The last step of the mechanism of botulinum toxin activity appears to involve reduction of the disulfide bond joining the heavy chain, H chain, and the light chain, L chain. The entire toxic activity of botulinum and tetanus toxins is contained in the L chain of the holotoxin; the L chain is a zinc (Zn2+) endopeptidase which selectively cleaves proteins essential for recognition and docking of neurotransmitter-containing vesicles with the cytoplasmic surface of the plasma membrane, and fusion of the vesicles with the plasma membrane. Tetanus neurotoxin, botulinum toxin types B, D, F, and G, cause degradation of synaptobrevin (also called vesicle-associated membrane protein (VAMP)), a synaptosomal membrane protein. Most of the VAMP present at the cytoplasmic surface of the synaptic vesicle is removed as a result of any one of these cleavage events. Botulinum toxin serotype A and E cleave SNAP-25. Botulinum toxin serotype C1 was originally thought to cleave syntaxin, but was found to cleave syntaxin and SNAP-25. Each of the botulinum toxins specifically cleaves a different bond, except botulinum toxin type B (and tetanus toxin) which cleave the same bond. Each of these cleavages block the process of vesicle-membrane docking, thereby preventing exocytosis of vesicle content.
Botulinum toxins have been used in clinical settings for the treatment of neuromuscular disorders characterized by hyperactive skeletal muscles (i.e. motor disorders). Almost twenty years ago, in 1989, a botulinum toxin type A complex was approved by the U.S. Food and Drug Administration for the treatment of blepharospasm, strabismus and hemifacial spasm. Subsequently, a botulinum toxin type A was also approved by the FDA for the treatment of cervical dystonia and for the treatment of glabellar lines, and a botulinum toxin type B was approved for the treatment of cervical dystonia.

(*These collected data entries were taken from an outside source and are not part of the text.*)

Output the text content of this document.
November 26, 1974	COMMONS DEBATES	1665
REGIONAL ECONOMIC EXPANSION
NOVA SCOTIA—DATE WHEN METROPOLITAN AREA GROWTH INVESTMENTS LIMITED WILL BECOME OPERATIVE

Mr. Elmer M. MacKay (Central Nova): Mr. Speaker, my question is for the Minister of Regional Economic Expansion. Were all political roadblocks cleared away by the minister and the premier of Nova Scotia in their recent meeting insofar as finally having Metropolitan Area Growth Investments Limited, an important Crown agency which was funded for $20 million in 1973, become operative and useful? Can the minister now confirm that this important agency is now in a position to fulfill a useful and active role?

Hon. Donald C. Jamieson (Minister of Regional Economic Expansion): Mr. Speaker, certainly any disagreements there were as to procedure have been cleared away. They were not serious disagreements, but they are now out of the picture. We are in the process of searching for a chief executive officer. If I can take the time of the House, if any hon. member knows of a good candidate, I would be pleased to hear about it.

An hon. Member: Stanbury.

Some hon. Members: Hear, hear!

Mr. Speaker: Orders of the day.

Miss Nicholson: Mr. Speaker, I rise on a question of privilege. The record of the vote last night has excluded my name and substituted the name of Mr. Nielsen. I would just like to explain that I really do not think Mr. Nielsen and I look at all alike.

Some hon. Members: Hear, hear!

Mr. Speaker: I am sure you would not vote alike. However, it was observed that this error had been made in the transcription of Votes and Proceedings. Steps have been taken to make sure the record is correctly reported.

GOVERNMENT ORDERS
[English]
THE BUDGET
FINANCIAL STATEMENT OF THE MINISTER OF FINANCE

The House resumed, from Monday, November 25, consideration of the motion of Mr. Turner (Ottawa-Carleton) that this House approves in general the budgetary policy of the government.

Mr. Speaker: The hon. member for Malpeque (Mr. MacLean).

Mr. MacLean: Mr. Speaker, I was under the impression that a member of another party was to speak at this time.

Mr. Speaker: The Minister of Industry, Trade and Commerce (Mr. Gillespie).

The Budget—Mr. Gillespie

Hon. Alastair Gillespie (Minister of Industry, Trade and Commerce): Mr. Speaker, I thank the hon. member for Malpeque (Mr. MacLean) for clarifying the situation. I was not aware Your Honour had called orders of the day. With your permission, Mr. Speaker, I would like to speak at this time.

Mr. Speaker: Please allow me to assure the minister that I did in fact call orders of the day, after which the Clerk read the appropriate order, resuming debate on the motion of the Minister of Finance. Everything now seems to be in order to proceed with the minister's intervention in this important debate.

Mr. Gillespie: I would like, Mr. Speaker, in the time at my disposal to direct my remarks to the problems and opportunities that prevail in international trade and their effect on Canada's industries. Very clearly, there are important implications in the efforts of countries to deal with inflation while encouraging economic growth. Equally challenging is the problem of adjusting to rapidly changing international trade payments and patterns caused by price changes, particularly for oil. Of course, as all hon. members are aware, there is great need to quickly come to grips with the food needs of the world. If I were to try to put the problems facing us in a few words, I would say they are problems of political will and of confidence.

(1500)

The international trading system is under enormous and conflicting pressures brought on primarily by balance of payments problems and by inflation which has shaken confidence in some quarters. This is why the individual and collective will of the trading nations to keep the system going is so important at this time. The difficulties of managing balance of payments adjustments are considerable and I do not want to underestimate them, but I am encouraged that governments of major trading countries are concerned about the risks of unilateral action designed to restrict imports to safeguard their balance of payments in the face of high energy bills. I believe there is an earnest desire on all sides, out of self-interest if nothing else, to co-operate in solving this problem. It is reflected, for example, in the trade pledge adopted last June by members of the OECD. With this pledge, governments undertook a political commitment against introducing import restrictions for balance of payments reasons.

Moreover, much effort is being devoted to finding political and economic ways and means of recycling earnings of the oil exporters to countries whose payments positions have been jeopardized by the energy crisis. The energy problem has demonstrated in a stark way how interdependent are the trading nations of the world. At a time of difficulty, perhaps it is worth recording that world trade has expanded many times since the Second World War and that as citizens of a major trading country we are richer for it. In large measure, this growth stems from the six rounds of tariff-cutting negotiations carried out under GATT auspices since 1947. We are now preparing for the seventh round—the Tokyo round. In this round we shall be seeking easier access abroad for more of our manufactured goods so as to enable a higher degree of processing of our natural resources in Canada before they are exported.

Non-type A botulinum toxin serotypes apparently have a lower potency and/or a shorter duration of activity as compared to botulinum toxin type A. Clinical effects of peripheral intramuscular botulinum toxin type A are usually seen within one week of injection. The typical duration of symptomatic relief from a single intramuscular injection of botulinum toxin type A averages about three months, although significantly longer periods of therapeutic activity have been reported.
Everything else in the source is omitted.